- Directed by: Jack Harrison
- Screenplay by: Leslie Arliss
- Produced by: Harry Cohen
- Starring: Margery Pickard George Vollaire Pamela Carme George Benson
- Cinematography: Horace Wheddon
- Production companies: Harry Cohen Productions Fox Film British
- Distributed by: Fox Film Company
- Release date: 10 November 1932 (U.K.);
- Running time: 46 min
- Country: United Kingdom
- Language: English

= Holiday Lovers =

1932 film

Holiday Lovers is a 1932 romantic comedy film from the United Kingdom. It is written by notable screenwriter and director Leslie Arliss, directed by Jack Harrison and stars Margery Pickard, George Vollaire, Pamela Carme and George Benson in his debut role. Filming took place at Wembley Studios under the supervision of Hugh Perceval, the head of Fox productions U.K, with production design by J. Elder Wills. It is the first film of Harry Cohen Productions and marks the return of film making to Wembley Studios after a major fire.

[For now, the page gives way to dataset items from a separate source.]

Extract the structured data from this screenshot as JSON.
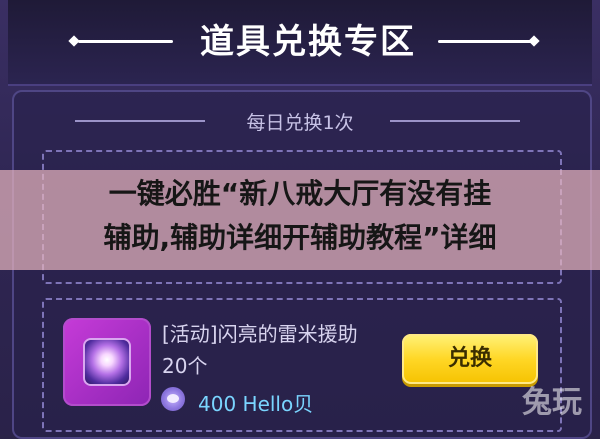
{
  "header": {
    "title": "道具兑换专区"
  },
  "section": {
    "subtitle": "每日兑换1次"
  },
  "item2": {
    "name": "[活动]闪亮的雷米援助",
    "count": "20个",
    "price": "400 Hello贝",
    "button_label": "兑换"
  },
  "banner": {
    "line1": "一键必胜“新八戒大厅有没有挂",
    "line2": "辅助,辅助详细开辅助教程”详细"
  },
  "watermark": "兔玩",
  "colors": {
    "accent": "#ffd726",
    "price": "#7ad5ff",
    "panel": "#2f2653"
  }
}
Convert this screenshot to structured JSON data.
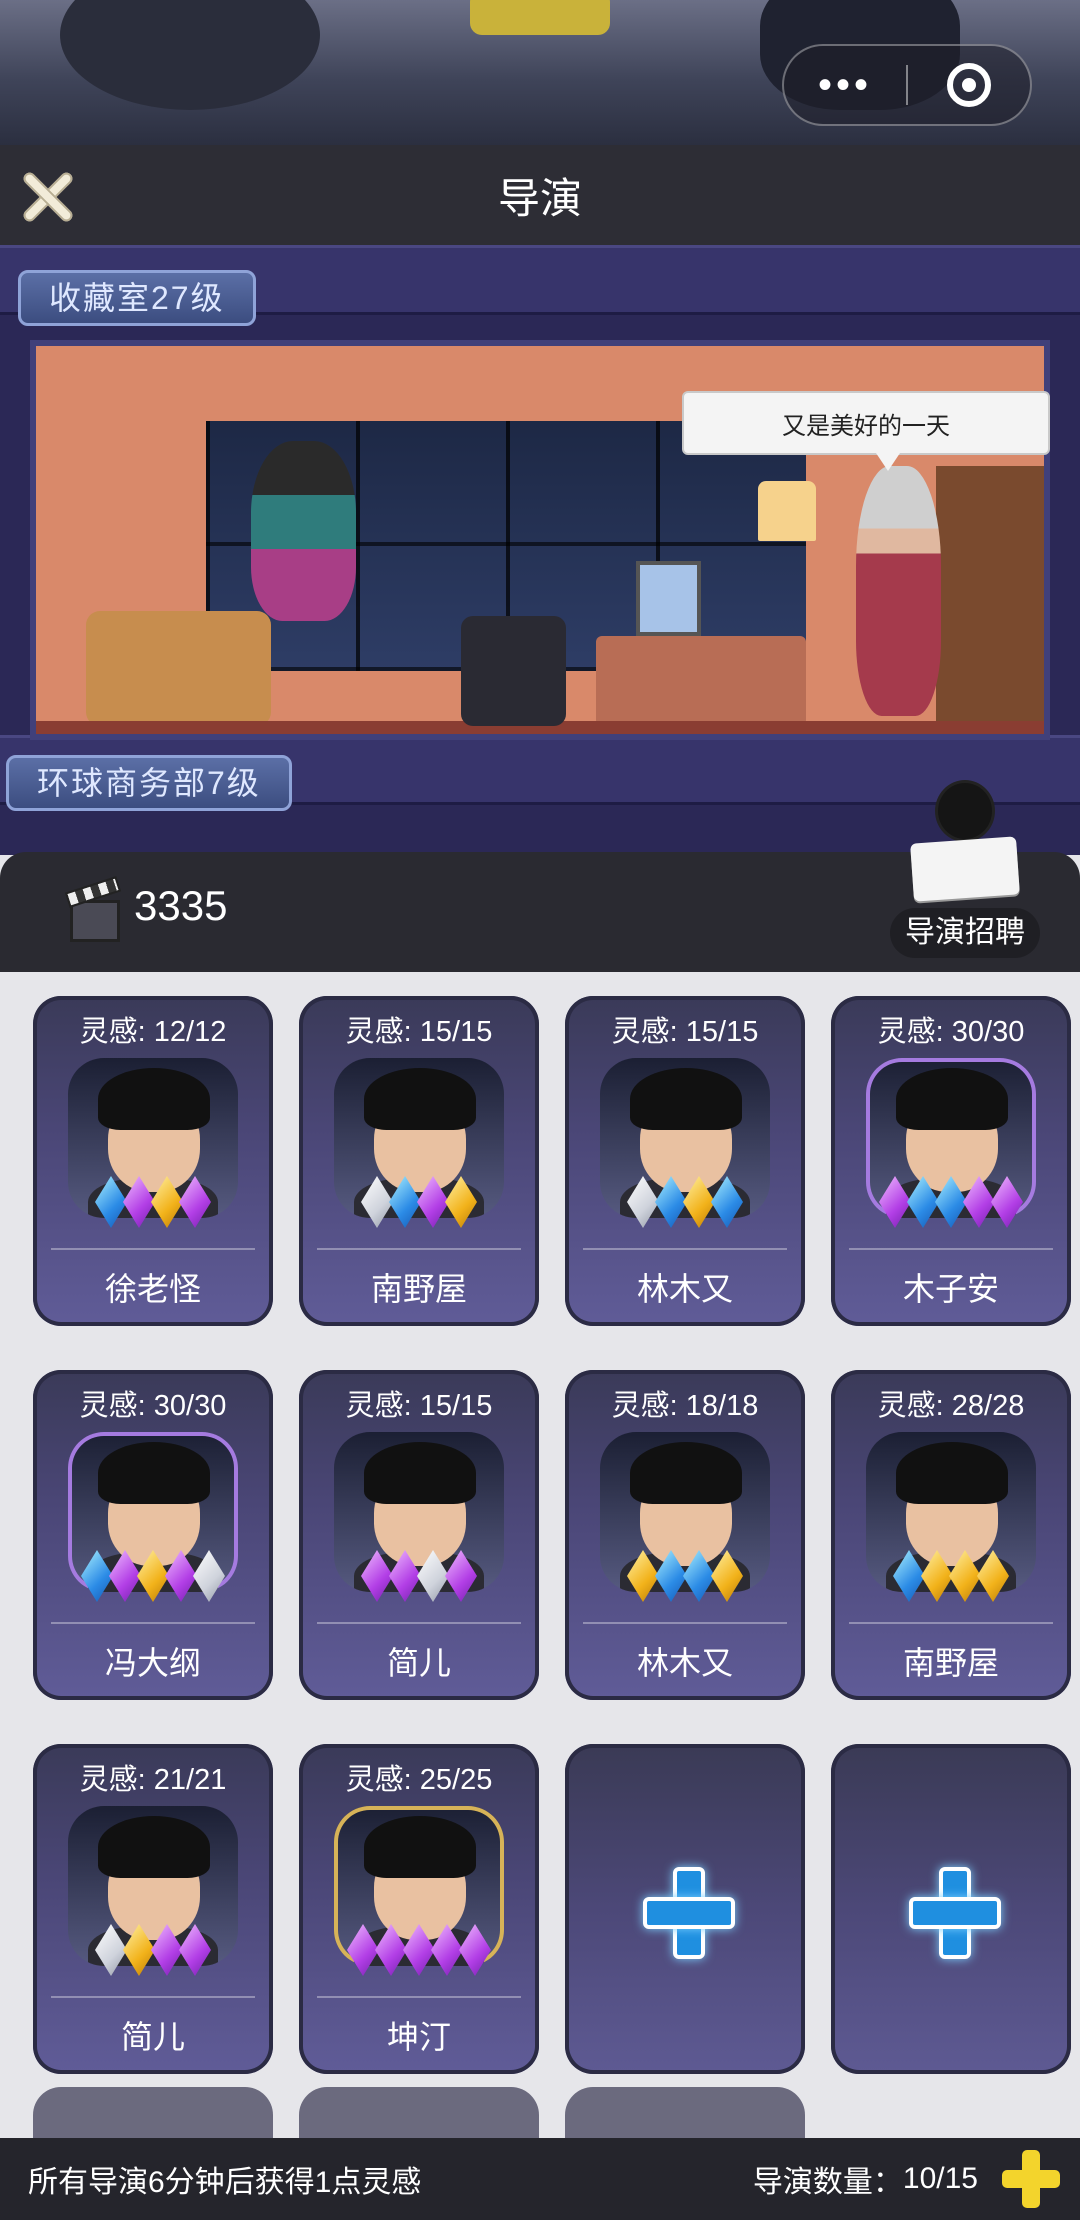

When a man and woman of modest means meet on a Brighton pier they begin a holiday romance. However, when they each act rich to dupe the other, there are unintended consequences.

==Cast==
- Margery Pickard
- George Vollaire
- Pamela Carme
- Boris Ranevsky
- George Benson as Oswald
- Wyn Weaver as Lord Winterton
- Vincent Holman as Salesman

==Release==
"Holiday Lovers" premiered on 10 November 1932 at The Hippodrome, London in a Fox Film double bill with "Six Hours to Live", a U.S. science fiction thriller.

==Reception==
In his review for The Era newspaper on 16 November 1932 Jack Payne wrote that Holiday Lovers "opens brightly but flops mid way. Naive story likely to cause some laughter in the wrong places."